If my cancer journey has made one thing abundantly clear to me (beyond the general preciousness of every moment and of life itself), it is that I really need to write my book, sing my song, liberate my message, and integrate this life.

And while it is fundamentally for myself that I am doing this (for my wellness, for my salvation, because it is my purpose and my job and my unique calling on this planet), I also know that I feel called to share my labor of love with you. 

So, while bouncing back from my initial cancer surgery this winter, and while staying up late nights over spring break, and even into this May of back pain and this June of chemotherapy, I’ve been working on singing this song and integrating my life into something shareable. I’ve been uploading video archives onto my YouTube channel, organizing my photos and writing, fleshing out a new podcast, setting up a Patreon account (launching here soon!) to facilitate ongoing contributions to support my content creation, and beginning to spruce up my website, which is morphing from a campaign site to an all-purpose mashup of my life.

In the coming months, I am excited to share with you all sorts of angles on the many things that I am interested in and passionate about, from electoral politics and revolution to integral education; from yoga and holistic wellness to entheogenic plant medicine and nonordinary reality; from emergency preparedness to permaculture, transition towns, and other local solutions to climate change and economic uncertainty; from transformational hip-hop music to parkour and fluid movement; from birth to death; from etymology and the true meaning of words to genre-bending literature and the true meaning of life.

So I’m sending this email to catch you up on some of these recent developments in my world, and to provide a small hint of what’s to come.

(Hint: there is much more to come!)

As always, this communication is intended for you as a trusted and supportive loved one in my life, and you are free to opt out at any time by following the unsubscribe link at the bottom of this email. I'm really only trying to get at people who want to hear from me!

You can also forward this openly to others and encourage people to sign up for these communications themselves by visiting tinyurl.com/nilsupdates.

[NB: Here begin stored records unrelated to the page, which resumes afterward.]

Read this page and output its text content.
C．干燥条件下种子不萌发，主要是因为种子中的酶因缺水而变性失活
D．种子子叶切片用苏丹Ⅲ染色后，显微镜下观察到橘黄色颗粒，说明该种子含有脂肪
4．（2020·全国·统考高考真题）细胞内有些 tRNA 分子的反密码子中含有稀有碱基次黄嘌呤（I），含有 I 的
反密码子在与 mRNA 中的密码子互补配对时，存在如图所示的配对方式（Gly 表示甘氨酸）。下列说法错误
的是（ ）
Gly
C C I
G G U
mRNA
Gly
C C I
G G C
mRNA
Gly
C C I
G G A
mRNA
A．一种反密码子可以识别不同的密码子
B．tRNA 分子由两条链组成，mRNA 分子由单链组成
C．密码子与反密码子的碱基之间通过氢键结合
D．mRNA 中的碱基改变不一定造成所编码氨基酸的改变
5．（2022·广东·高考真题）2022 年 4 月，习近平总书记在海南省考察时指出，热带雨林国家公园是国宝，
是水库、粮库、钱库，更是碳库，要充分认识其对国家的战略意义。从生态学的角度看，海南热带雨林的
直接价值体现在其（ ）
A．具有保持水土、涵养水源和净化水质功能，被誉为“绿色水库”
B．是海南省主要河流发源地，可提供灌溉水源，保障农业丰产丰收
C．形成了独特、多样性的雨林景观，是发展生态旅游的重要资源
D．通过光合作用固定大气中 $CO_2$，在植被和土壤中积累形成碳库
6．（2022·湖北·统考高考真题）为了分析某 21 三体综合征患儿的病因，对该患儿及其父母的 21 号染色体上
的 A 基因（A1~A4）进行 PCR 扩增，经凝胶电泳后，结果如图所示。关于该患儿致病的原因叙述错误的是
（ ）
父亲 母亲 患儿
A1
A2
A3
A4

You can also link up with me on any of the social channels below, including Instagram, Facebook, Twitter, LinkedIn and YouTube.

I’m cobbling away at this stuff in the background and none of it is perfect, but as wise poet Leonard Cohen famously and raspily sang,

“Ring the bells that still can ring,
Forget your perfect offering,
There is a crack in everything,
It’s how the light gets in.”

My first chemotherapy infusion took place on June 21, 2021. Photo credit: the best mom in the world.

My first chemotherapy infusion took place on June 21, 2021. Photo credit: the best mom in the world.

This photograph, taken by my ever-lovin' mother, shows me on my first day of chemotherapy, which was two weeks ago. I have a smile on my face, but this has also been one of the scariest and most difficult experiences of my life.

Chemo will continue through the end of August, and I'll keep you updated on my progress through these emails. I'm wrapping up my first round this week, and I look forward to sharing more about what it's been like in my next dispatch.

For now, please accept my fond blessings and warmest regards. Whether we are family and you’ve known me my whole life, we’re close friends and you’ve been riding with me through these many chapters I’m integrating, or we met in New York or San Francisco or Lake County or on the road during one of my political campaigns, I am honored to be in community with you. 

I remain committed as ever to doing my part to realize this big change we are all working toward, in our shared and deeply interconnected struggle to achieve liberation and justice for all. 

Thank you for receiving this, thank you for knowing me, and thank you for being you. Much respect and appreciation!